Парк Софиевка, Умань. Открытка. Начало XX века

Парк Софиевка, Умань. Открытка. Начало XX века

Мне не пришлось быть на окраинах, на базаре, я не видела лачуг, грязных ребятишек, нищих, может быть, поэтому город остался в памяти светлым пятном. Подлинным украшением Умани был парк Софиевка, или «Царский сад». В конце XVIII века императрица Екатерина II приняла на русскую службу и пожаловала чин генерал‑аншефа графу Станиславу Феликсу Потоцкому, разбившему в окрестностях Умани великолепный парк, названный Софиевкой в честь его жены Софии. В царствование Александра II при парке было открыто училище садоводства и земледелия, одно из первых в России. Я помню, как в солнечный летний день мы приезжали всей семьей на извозчике в парк. Я была слишком мала, чтобы оценить всю его красоту, но оранжереи, полные редких тропических растений, произвели на меня незабываемое впечатление.

Я помню себя достаточно отчетливо лет с пяти: пухлая некрасивая девочка, к тому же непослушная и плакса, мама называла меня Бунцей, происхождение слова мне неизвестно. «Бунця, не капризничай», — строго говорила мама.

Мой братик, хорошенький и послушный мальчик, был моложе меня на полтора года. Мама рассказывала, что, когда он плакал, няня‑украинка говорила ему: «Не плачь, Юхимчик, зараз я тоби борща дам». Эти слова действовали безотказно.

В нашей детской, кроме кроваток, стоял стол, высокий детский стульчик, на котором никто из нас уже не сидел, два простых стула и шкаф. Такого количества игрушек, как у моих правнуков, у нас никогда не было. Резиновый мячик считался дорогой игрушкой. Кукол у меня не было, я их не любила. Научившись читать сама — не по букварю, а по кубикам с азбукой, я пристрастилась к чтению.

Окно детской выходило в узенький переулочек, и широкий подоконник стал моим излюбленным местом для чтения, зимой, когда все еще спали, я забиралась на подоконник и, завернувшись в старый бабушкин лисий салоп, читала до тех пор, пока меня не обнаруживали за шторой. Отец покупал мне много детских книг. Помню русские сказки, каждая сказка в отдельной книжке на плотной глянцевой бумаге, с картинками, напечатанная крупным шрифтом: «Аленький цветочек», «Царевна‑лягушка», «Гуси‑лебеди». Потом пошли сказки Андерсена и братьев Гримм. Я перечитывала их по многу раз.

В малой столовой, смежной с детской, в углу стояла этажерка, на верхних полках которой лежали словари, очевидно, отец ими не пользовался, а внизу — детские книжки.

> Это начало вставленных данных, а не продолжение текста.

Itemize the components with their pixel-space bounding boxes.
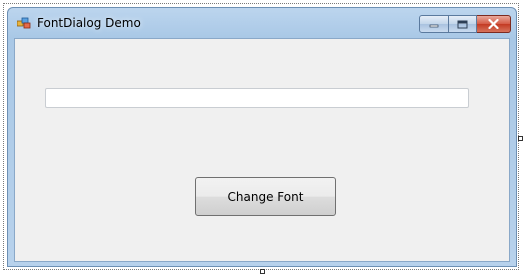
app-window-icon <box>17 17 31 29</box>
close-button[interactable] <box>477 15 511 33</box>
designer-surface: FontDialog Demo Change Font <box>0 0 526 278</box>
minimize-icon <box>429 24 439 28</box>
resize-grip-right[interactable] <box>518 136 523 141</box>
maximize-button[interactable] <box>449 15 477 33</box>
form-client-area: Change Font <box>14 38 510 262</box>
window-title: FontDialog Demo <box>37 16 141 30</box>
text-input[interactable] <box>45 88 469 108</box>
resize-grip-bottom[interactable] <box>260 269 265 274</box>
change-font-button[interactable]: Change Font <box>195 177 336 216</box>
maximize-icon <box>457 20 468 28</box>
close-icon <box>488 19 499 29</box>
caption-buttons <box>419 15 511 33</box>
title-bar[interactable]: FontDialog Demo <box>8 8 516 38</box>
app-window: FontDialog Demo Change Font <box>7 7 517 267</box>
minimize-button[interactable] <box>419 15 449 33</box>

Нежно‑розовые обложки словарей привлекали мое внимание, ложась спать, я брала их в постель, рассматривала и клала под подушку, а когда засыпала, мама вытаскивала их и ставила на место.

Печь, обогревавшая малую столовую, топилась из детской. Присев на корточки, я любила смотреть, как весело и красиво горят дрова, превращаясь в огненно‑синие головешки. Я до сих пор люблю живой огонь в печи, я до сих пор перечитываю мои любимые книги по многу раз.

 

Наш быт

Наш двухэтажный каменный дом стоял на углу, где Киевскую улицу пересекал переулок, названия не помню. На другом углу высилось здание городской тюрьмы. Помню редкие толстые прутья решеток, бледные лица арестантов, в переулке всегда толпились женщины, махали руками и платками арестантам, которые отвечали им тем же. Близко подойти нельзя было, у стен ходил часовой с ружьем.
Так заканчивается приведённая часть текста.